Rutschmann Hans · Nationalrat · Zürich · Fraktion der Schweizerischen Volkspartei · 2008-10-01
Wortprotokoll
Für unser Land, unsere Wirtschaft und unsere Bevölkerung ist eine sichere und günstige Energieversorgung von zentraler Bedeutung. Bezüglich der Stromversorgung sind die Aussichten allerdings nicht sehr erfreulich. Bezüglich der Strompreise ist es weitgehend die Politik, welche den Stromkunden zunehmend als bequemen Zahlmeister, man kann auch sagen als Milchkuh, entdeckt hat. 83 Prozent der Stromunternehmen gehören der öffentlichen Hand. Hier sitzen also unsere Strombarone. Was beim Verkehr der Autofahrer, ist bei der Energie der Stromkunde.
Alle Parteien beklagen sich heute lauthals über die angekündigten Strompreiserhöhungen. Die Klagen erfolgen zu Recht. Die Sündenböcke sind allerdings nicht nur die Elektrizitätswerke und die neu geschaffene nationale Netzgesellschaft.
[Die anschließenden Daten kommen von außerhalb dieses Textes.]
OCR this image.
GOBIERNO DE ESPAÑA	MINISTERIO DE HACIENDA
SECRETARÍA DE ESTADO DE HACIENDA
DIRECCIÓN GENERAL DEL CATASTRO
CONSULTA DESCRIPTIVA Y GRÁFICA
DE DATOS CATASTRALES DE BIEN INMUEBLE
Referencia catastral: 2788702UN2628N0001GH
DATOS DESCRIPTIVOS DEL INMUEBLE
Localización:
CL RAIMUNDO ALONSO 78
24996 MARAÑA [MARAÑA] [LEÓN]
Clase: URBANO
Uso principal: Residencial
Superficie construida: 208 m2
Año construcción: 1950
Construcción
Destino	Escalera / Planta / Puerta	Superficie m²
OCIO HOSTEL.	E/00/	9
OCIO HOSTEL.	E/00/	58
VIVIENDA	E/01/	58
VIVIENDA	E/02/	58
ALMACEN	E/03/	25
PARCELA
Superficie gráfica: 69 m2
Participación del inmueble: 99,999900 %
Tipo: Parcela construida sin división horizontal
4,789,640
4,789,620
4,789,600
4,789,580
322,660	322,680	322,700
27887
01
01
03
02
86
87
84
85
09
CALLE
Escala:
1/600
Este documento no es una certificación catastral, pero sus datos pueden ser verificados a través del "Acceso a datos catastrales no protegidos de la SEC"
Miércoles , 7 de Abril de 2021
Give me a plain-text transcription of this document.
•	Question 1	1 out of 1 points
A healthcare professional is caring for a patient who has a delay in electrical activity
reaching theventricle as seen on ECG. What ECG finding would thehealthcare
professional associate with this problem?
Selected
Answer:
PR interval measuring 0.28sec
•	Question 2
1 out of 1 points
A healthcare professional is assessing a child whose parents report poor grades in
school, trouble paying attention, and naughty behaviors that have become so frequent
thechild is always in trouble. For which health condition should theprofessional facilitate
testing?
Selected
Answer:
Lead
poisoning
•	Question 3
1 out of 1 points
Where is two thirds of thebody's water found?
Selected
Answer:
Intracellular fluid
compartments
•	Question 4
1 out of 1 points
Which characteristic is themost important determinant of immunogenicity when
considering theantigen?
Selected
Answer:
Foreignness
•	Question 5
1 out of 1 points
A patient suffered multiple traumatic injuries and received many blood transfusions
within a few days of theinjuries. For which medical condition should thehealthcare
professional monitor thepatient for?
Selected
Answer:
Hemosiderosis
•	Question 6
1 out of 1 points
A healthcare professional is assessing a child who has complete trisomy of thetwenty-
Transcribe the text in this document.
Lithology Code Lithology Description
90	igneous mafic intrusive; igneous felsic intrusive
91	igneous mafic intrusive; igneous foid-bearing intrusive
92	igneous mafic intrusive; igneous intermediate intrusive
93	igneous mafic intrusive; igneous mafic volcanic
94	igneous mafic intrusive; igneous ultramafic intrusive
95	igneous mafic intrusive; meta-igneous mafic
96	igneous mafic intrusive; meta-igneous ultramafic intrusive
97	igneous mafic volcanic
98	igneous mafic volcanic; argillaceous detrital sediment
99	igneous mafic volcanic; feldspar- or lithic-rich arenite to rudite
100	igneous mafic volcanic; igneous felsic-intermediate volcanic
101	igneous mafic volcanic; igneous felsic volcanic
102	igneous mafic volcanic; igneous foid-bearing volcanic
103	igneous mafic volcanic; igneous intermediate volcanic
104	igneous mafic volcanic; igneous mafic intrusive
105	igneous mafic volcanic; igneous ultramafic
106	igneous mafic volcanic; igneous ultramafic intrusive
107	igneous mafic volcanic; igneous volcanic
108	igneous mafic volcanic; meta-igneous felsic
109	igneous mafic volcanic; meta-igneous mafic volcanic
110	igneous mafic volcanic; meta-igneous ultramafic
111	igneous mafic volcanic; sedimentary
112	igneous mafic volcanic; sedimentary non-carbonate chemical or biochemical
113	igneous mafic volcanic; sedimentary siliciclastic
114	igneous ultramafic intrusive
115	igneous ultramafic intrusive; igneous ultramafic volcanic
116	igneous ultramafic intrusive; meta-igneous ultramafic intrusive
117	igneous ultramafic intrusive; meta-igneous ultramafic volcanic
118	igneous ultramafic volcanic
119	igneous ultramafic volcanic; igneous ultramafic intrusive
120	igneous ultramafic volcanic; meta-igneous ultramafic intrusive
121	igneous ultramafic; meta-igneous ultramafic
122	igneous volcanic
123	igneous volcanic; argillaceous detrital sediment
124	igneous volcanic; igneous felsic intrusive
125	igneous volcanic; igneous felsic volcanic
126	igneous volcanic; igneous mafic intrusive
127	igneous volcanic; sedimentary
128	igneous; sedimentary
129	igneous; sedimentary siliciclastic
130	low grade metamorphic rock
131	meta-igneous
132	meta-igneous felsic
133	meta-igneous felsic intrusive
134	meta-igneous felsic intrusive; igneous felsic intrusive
Zu den grössten Sündenböcken gehören die Politik und damit vor allem auch unser Parlament. Die Basis für die teilweise massiven Strompreiserhöhungen hat nämlich das Parlament mit der Revision des Stromversorgungsgesetzes gelegt. Dazu nur einige Beispiele: Mit der Schaffung der nationalen Netzgesellschaft wurden den Elektrizitätswerken die Netze zwar weggenommen, via Swissgrid sind sie als Aktionäre aber faktisch weiterhin Eigentümer, mit dem einzigen Unterschied, dass der Stromkunde für die Swissgrid zusätzlich 0,9 Rappen pro Kilowatt bezahlt. Die Grundlagen für die anrechenbaren Netzkosten, die Betriebs- und Kapitalkosten und deren Überwälzung an die Stromkunden finden Sie im neu geschaffenen Stromversorgungsgesetz. Mit dem gleichen Gesetzespaket hat man im Energiegesetz eine Einspeisevergütung von maximal 0,6 Rappen pro Kilowatt festgelegt. Nur schon diese beiden Zuschläge für die Netzgesellschaft und für die Einspeisevergütungen machen 1,5 Rappen aus; das sind fast 10 Prozent des Strompreises. Und: Das Parlament dreht weiter an der Preisspirale. Mit der parlamentarischen Initiative 08.445, "Angemessene Wasserzinsen", und mit dem Gegenvorschlag zur Volksinitiative "Lebendiges Wasser" soll der Stromkunde noch mehr in die Kassen der Kantone bezahlen.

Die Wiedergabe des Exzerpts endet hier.